An andrem Orte denke ich gelegentlich zu sagen, warum das Leiden an
Schlafmangel und an diesem Morgenweh mir nicht bloß als Krankheit,
sondern auch als Laster erscheint, warum ich mich seiner schäme und
dennoch empfinde, daß es so sein muß, daß ich diese Dinge weder
wegleugnen noch vergessen noch von außen her „heilen“ darf, sondern
ihrer als des Antriebes und immer erneuerten Stachels für mein
eigentliches Leben und seine Aufgabe bedarf.

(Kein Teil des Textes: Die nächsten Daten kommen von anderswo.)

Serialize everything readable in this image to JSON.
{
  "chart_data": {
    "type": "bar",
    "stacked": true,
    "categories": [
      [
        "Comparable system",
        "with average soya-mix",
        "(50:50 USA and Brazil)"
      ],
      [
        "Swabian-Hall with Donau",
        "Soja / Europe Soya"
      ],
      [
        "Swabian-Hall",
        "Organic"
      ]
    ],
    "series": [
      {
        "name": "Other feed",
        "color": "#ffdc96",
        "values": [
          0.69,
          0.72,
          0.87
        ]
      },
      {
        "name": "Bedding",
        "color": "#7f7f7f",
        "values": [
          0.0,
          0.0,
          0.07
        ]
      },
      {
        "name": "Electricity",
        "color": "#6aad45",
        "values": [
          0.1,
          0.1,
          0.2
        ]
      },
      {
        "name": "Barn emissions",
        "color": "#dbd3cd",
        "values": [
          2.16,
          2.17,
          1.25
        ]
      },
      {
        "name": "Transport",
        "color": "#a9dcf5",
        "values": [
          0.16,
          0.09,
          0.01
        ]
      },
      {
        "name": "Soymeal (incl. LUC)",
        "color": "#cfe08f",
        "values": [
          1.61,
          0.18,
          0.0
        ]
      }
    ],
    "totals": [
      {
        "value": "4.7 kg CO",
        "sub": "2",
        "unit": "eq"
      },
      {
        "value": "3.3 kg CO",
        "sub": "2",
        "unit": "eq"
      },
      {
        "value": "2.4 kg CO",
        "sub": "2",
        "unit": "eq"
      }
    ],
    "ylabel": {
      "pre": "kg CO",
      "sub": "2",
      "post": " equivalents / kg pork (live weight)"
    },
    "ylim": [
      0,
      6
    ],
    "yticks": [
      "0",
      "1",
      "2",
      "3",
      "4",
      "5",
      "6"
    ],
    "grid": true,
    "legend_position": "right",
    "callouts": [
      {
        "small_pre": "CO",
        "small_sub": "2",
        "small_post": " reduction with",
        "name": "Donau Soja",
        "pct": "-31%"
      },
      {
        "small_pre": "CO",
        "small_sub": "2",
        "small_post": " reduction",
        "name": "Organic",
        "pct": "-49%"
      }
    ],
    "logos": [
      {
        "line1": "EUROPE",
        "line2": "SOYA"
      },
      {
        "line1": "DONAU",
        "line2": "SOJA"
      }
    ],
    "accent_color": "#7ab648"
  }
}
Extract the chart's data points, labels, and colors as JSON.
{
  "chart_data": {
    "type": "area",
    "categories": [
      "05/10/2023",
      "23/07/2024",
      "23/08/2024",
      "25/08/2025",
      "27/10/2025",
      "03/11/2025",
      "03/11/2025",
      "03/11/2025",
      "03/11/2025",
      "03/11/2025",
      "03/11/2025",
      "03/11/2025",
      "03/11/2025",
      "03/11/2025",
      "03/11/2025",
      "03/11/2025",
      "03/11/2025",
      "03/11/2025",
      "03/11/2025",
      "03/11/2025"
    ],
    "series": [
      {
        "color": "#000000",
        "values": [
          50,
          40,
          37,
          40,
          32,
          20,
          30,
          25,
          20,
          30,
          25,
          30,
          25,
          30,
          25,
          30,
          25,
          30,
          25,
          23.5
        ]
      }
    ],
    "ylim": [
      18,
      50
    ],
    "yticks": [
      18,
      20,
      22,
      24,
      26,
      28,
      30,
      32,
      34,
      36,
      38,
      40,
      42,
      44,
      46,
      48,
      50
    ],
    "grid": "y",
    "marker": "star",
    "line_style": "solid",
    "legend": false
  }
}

Dies Eine nun hat der Badener Kurtag für mich vor den Tagen des
gewohnten Lebens voraus: während der Kur beginnt jeder Tag mit einer
wichtigen, zentralen Morgenpflicht und Aufgabe, und diese Aufgabe ist
leicht, ja angenehm zu erfüllen. Ich meine das Bad. Wenn ich morgens
erwache, einerlei um welche Stunde es sei, so steht als erste und
wichtigste Aufgabe vor mir nicht etwas Lästiges, nicht Ankleiden oder
Turnen oder Rasieren oder Postlesen, sondern das Bad, eine sanfte,
warme, reibungslose Angelegenheit. Mit einem leichten Schwindelgefühl
richte ich mich im Bett auf, setze durch einige vorsichtige Übungen die
eingerosteten Beine wieder in Betrieb, stehe auf, werfe den Schlafrock
über und schreite langsam durch den halbdunkeln, schweigenden Korridor
zum Lift, der mich durch alle Stockwerke bis in den Keller zu den
Badezellen führt. Hier unten ist es sehr schön. In den steinernen, sehr
alten, sanft hallenden Gewölben herrscht beständig eine wunderbare
weiche Wärme, denn überall rinnt das heiße Wasser der Quellen, ein
heimliches, wärmendes Höhlengefühl überkommt mich hier jedesmal, wie ich
es als kleiner Knabe hatte, wenn ich mir aus einem Tisch, zwei Stühlen
und einigen Bettvorlagen oder Teppichen eine Höhle errichtet hatte. In
meiner reservierten Badezelle erwartet mich das tiefe, in den Boden
versenkte, gemauerte Bassin voll heißen, eben aus den Quellen geronnenen
Wassers, ich steige langsam hinein, auf zwei kleinen Steinstufen, drehe
die Sanduhr um und tauche bis zum Kinn in das heiße strenge Wasser, das
ein wenig nach Schwefel riecht. Hoch über mir, am Tonnengewölbe meiner
massiv gemauerten Zelle, die mich sehr an eine Klosterzelle erinnert,
fließt Tageslicht dünn durch ein Fenster mit matten Scheiben; dort oben,
ein Stockwerk höher als ich, hinter dem Milchglas, liegt die Welt, fern,
milchig, kein Ton von ihr erreicht mich. Und um mich her spielt die
wunderbare Wärme des geheimnisvollen Wassers, das da seit tausend Jahren
aus unbekannten Küchen der Erde rinnt und beständig in schwachem Strahl
in mein Bad nachströmt. Nach der Vorschrift soll ich im Wasser meine
Glieder möglichst viel bewegen, Turn- und Schwimmbewegungen ausführen.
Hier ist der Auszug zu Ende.